Face au constat que la tendance quantitativiste développée en Finance et économie de marché depuis les années 50’ a concentré l’attention sur l’économie mathématique et la modélisation, relayant à un niveau secondaire, voire négligé, les aspects humains et sociologiques, les SSF tentent d’apporter une contribution différente par rapport a l’économie et les théories financières, car « il s’agit moins de contester ce savoir académique et professionnel que de le prendre pour objet. Ceci permet alors de montrer comment la finance est structurée et transformée par la science financière elle-‐ même. » (Godechot, 2011a :27, cf. Preda, 2001, Walter, 2010).
Une perspective épistémologique s’ouvre alors comme une de ses contributions majeures, sur la construction sur savoir financier lui-‐même (Preda, 2001). Ainsi, nous voyons apparaître des travaux qui explorent la structuration relationnelle et socialement déterminée des prix (Baker, 1984 ; Beunza et al. 2006), l’importance et les paradoxes de la sociabilité et des réseaux professionnels dans ce milieu (Hassoun, 2005), les schèmes mentaux, culturels, rituels et cognitifs (Smith, 2001 ; Jacobs, 2012), la rationalité financière et sa démystification (Tadjeddine, 2000), les aspects de socio-‐ technologie qui montrent l’importance des objets et espaces de travail en particulier pour la cognition collective (Beunza & Stark, 2004, Walter, 2010).
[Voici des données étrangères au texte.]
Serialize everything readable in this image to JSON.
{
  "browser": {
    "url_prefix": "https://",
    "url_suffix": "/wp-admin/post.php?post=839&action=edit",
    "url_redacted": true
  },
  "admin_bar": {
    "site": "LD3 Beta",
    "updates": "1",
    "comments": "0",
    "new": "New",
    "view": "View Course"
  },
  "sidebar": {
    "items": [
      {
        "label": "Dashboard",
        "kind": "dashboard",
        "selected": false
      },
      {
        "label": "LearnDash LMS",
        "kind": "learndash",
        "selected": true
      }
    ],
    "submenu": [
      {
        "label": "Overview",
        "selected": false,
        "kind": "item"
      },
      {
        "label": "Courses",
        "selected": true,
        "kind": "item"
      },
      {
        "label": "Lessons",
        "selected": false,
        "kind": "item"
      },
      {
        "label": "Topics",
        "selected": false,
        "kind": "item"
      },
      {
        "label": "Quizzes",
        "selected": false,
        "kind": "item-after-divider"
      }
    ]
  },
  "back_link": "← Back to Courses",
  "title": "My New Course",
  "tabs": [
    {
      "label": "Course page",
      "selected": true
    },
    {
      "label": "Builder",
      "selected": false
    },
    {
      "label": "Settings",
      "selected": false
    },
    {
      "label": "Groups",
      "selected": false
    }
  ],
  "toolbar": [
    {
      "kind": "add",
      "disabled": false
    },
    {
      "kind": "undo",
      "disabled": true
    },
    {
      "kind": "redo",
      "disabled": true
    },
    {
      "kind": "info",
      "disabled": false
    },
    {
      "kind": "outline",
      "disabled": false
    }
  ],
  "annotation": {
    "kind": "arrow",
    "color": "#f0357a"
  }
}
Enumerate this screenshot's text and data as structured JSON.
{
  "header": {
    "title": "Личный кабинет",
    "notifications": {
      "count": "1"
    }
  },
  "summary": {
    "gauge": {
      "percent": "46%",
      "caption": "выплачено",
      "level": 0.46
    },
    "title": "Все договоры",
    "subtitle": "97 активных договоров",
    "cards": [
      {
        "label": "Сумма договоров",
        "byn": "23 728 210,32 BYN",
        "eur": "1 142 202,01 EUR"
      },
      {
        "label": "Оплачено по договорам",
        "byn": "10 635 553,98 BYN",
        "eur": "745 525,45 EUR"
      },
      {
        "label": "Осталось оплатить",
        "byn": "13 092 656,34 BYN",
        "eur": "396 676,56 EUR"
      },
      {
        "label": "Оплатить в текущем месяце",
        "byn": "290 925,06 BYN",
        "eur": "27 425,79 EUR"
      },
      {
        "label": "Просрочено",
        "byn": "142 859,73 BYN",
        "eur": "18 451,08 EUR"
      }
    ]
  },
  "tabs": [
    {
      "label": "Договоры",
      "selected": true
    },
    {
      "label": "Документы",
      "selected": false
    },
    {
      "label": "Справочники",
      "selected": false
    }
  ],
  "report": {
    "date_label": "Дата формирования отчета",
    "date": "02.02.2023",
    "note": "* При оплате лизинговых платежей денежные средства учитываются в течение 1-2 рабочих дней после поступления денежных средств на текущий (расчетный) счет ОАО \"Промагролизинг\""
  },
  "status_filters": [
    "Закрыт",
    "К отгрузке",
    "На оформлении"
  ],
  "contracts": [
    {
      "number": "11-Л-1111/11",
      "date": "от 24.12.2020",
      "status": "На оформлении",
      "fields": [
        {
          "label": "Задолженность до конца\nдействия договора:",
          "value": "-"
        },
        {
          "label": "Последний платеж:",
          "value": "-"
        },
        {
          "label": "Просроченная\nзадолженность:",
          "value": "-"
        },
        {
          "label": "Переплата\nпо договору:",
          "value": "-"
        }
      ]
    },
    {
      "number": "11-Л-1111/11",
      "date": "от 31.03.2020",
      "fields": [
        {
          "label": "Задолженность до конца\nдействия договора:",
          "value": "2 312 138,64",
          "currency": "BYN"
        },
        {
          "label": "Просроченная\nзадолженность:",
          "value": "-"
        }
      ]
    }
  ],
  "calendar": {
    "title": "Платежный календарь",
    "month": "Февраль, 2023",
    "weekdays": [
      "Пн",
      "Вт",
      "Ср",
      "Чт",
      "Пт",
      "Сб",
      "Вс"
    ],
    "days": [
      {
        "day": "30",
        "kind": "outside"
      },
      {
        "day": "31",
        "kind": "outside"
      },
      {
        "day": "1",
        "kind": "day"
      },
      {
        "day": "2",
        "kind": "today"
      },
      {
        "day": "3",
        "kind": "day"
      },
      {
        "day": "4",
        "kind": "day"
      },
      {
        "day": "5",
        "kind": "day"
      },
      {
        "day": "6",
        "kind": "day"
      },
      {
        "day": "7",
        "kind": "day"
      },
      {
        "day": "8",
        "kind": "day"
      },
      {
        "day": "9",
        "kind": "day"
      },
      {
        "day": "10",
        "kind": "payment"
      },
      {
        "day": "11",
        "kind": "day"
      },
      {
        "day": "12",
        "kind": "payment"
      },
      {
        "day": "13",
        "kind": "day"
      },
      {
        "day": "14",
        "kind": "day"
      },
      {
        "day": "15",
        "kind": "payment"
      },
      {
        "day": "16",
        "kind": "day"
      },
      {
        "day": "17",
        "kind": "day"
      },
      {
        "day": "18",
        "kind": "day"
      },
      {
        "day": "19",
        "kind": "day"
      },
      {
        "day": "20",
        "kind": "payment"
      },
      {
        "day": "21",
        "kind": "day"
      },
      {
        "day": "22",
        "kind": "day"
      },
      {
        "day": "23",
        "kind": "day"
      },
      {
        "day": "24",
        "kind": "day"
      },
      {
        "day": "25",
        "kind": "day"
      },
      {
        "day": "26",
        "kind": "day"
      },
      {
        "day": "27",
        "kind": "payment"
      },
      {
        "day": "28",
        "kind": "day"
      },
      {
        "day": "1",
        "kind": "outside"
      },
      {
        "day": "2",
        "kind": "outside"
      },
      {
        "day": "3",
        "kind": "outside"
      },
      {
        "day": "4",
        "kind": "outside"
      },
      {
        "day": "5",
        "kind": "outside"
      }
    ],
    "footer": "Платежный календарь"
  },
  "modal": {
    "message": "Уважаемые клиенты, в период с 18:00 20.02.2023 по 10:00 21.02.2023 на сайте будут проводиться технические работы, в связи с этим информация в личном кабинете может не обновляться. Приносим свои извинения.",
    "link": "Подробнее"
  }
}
Mais il s’agit encore d’un champ qu’on pourrait qualifier d’émergent, bien que très dynamique. A titre d’illustration, Google Scholar affiche 396 résultats pour « social studies of finance » au début de notre thèse et 594 vers la fin de sa rédaction, la base de données EBSCO n’en recense que 34 résultats (dont plusieurs livres) en sélectionnant l’ensemble des bases de données au début de notre travail, et la base de données francophone CAIRN on n’en recensait que 12 pour « études sociales de la finance ». Une page Wikipedia en anglais a été crée en septembre 2005 et a ce jour demeure minime.
Ici, nous retenons tout d’abord l’importance méthodologique et épistémologique (que nous aborderons plus en détail dans le chapitre 3) de chercher à connaitre l’objet ‘finance’ de l’intérieur. Ensuite, la richesse des contenus de recherche qu’elle produit.